The rain was back in Downton today, but uninterrupted internet access wasn’t. Which would you like to read about first?
Ok, I’ll be gentle and start with the weather. The fog warning from the invisible Needles lighthouse sounded above the pattering of raindrops as I took my Hordle Cliff top walk just after midday. Cattle, having been brought inside for the winter, have left the sodden fields. Rainwater left its film on the camera lens.
A pair of barely discernible yachts were out on The Solent.
I will now attempt not to rant about BT. The facts should speak for themselves. Not counting the man who connected Infinity Broadband on 10th of this month, we have now been visited by three Openreach engineers. It was number three, this morning, who confirmed that we had been mis-sold our package, which I hadn’t asked for in the first place. After he left I spent the best part of two hours on the phone, mostly pacing up and down the sitting room listeningĀ to music. In fact this could easily have constituted my day’s walk. But it the mood I was in at the end of it all I needed to go out and get wet.
The answer is that our house is 2km from the cabinet in the street, and problems develop if you are 1km away. BT have the equipment to check this at the time of installation without having to enter the property.
I began the day’s call to the sales department in England. I was transferred to the technical help team in India, and back to a woman in England whose task it was now to start the process of getting us back to our previous contract. It was when the technical man, putting me on hold for the third time advised me to wait, sit back and relax, that I very politely stated that I had no option but to wait, yet relax was what I would not be doing.
The upshot is that we must wait ten working days for a complaint to be processed and five for us to be put back on our old broadband.
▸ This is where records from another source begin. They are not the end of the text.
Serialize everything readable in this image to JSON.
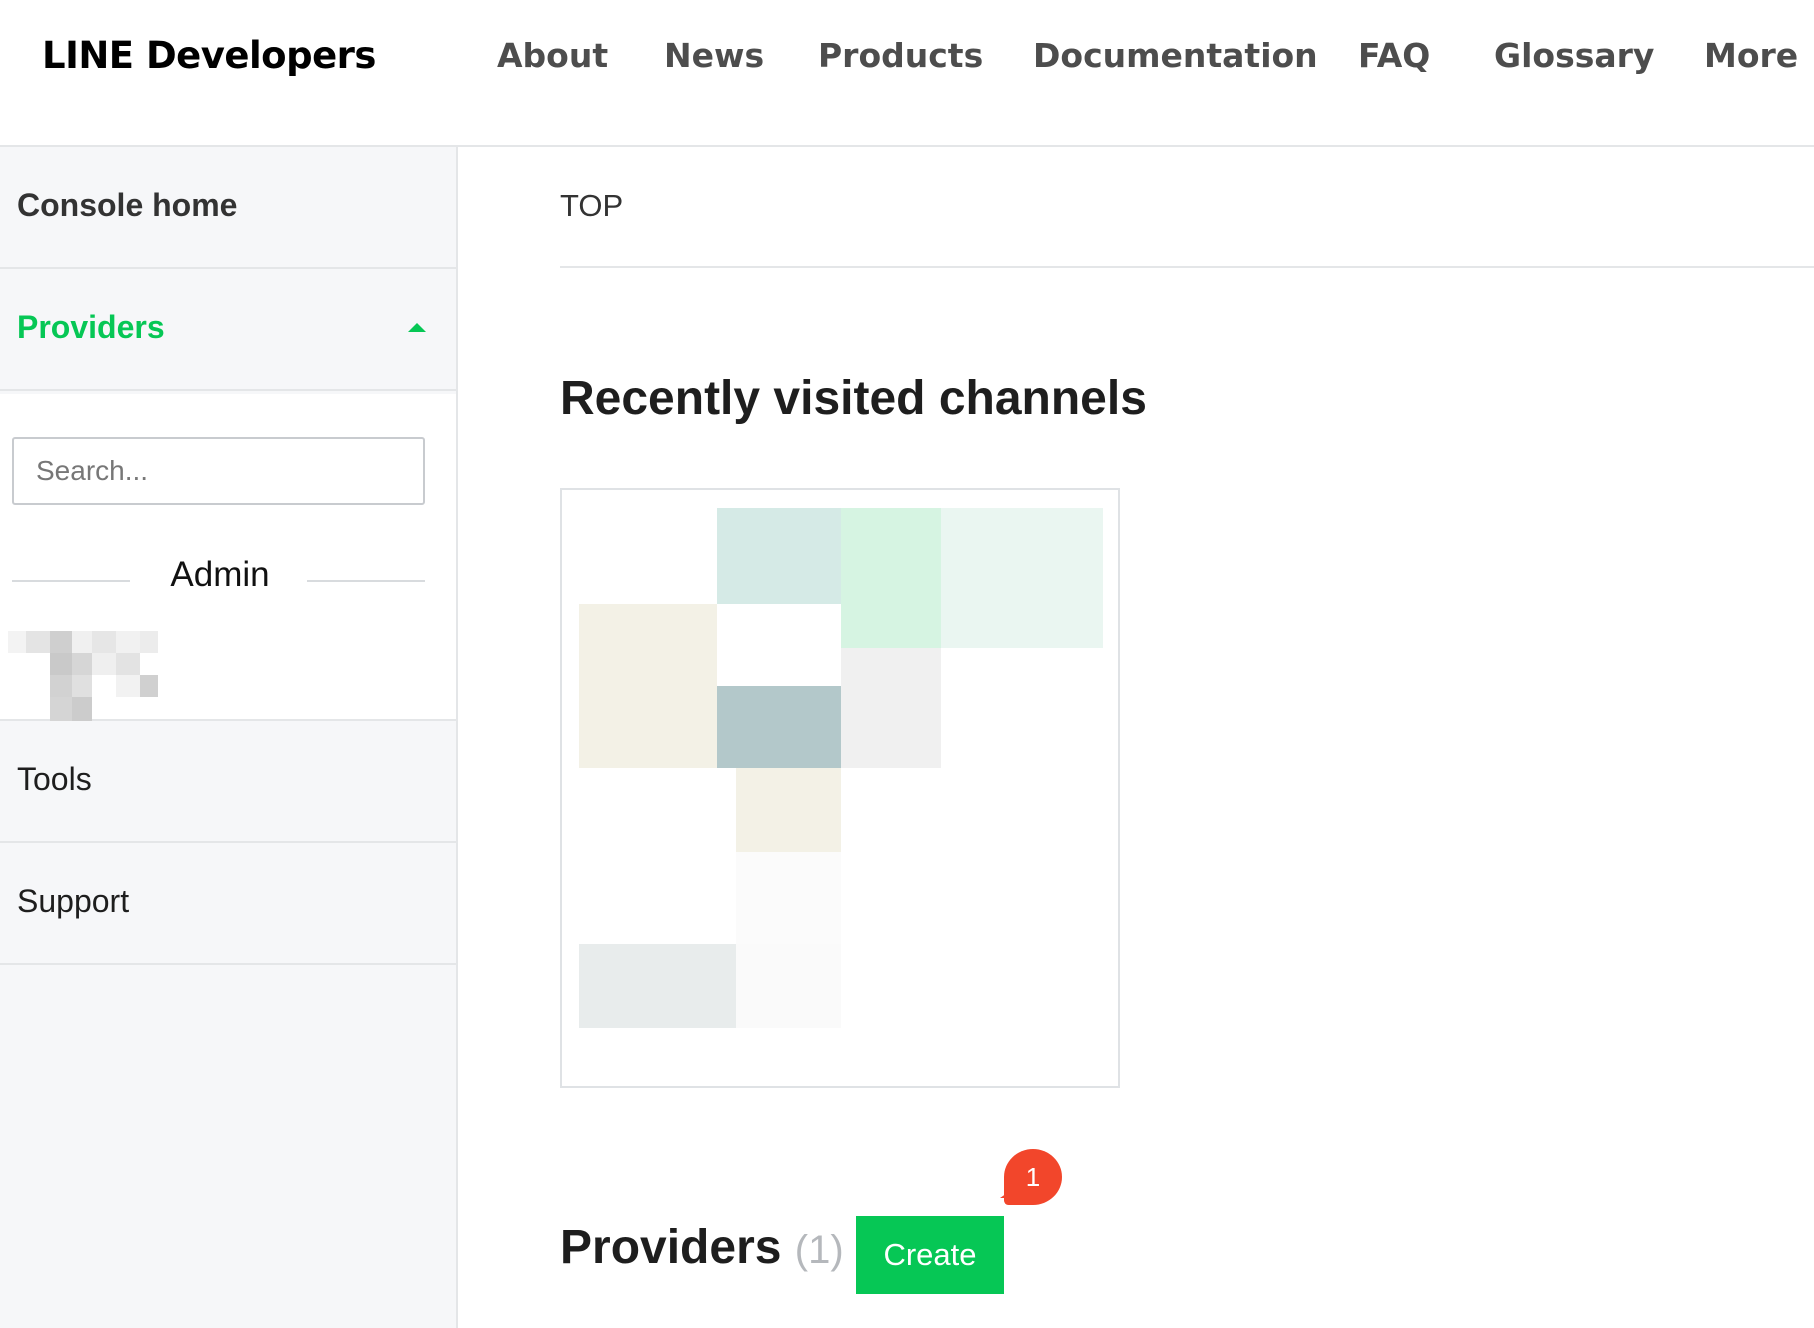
{
  "header": {
    "logo": "LINE Developers",
    "nav": [
      "About",
      "News",
      "Products",
      "Documentation",
      "FAQ",
      "Glossary",
      "More"
    ]
  },
  "sidebar": {
    "console_home": "Console home",
    "providers": "Providers",
    "search_placeholder": "Search...",
    "admin_label": "Admin",
    "tools": "Tools",
    "support": "Support"
  },
  "main": {
    "breadcrumb": "TOP",
    "recent_title": "Recently visited channels",
    "providers_title": "Providers",
    "providers_count": "(1)",
    "create_label": "Create",
    "badge": "1"
  },
  "colors": {
    "accent_green": "#06c755",
    "badge_red": "#f2462b"
  }
}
That is a fortnight and a week.
After a salad lunch, served with Jackie’s usual artistry, and fourĀ failed attempts, I managed to cling to the web just long enough to post my second day’s photograph for the black and white challenge. I chose a tiny crop from a picture of an unseasonal cow parsley head that still blooms this November.
Can you find this little jewel in the full frame?
Had there been any sun today, it would have been setting by the time I was able to work on this post. We are dining on Jackie’s chicken jalfrezi (recipe) tonight, but I may not be able to access The Net then, so I am sending it off now.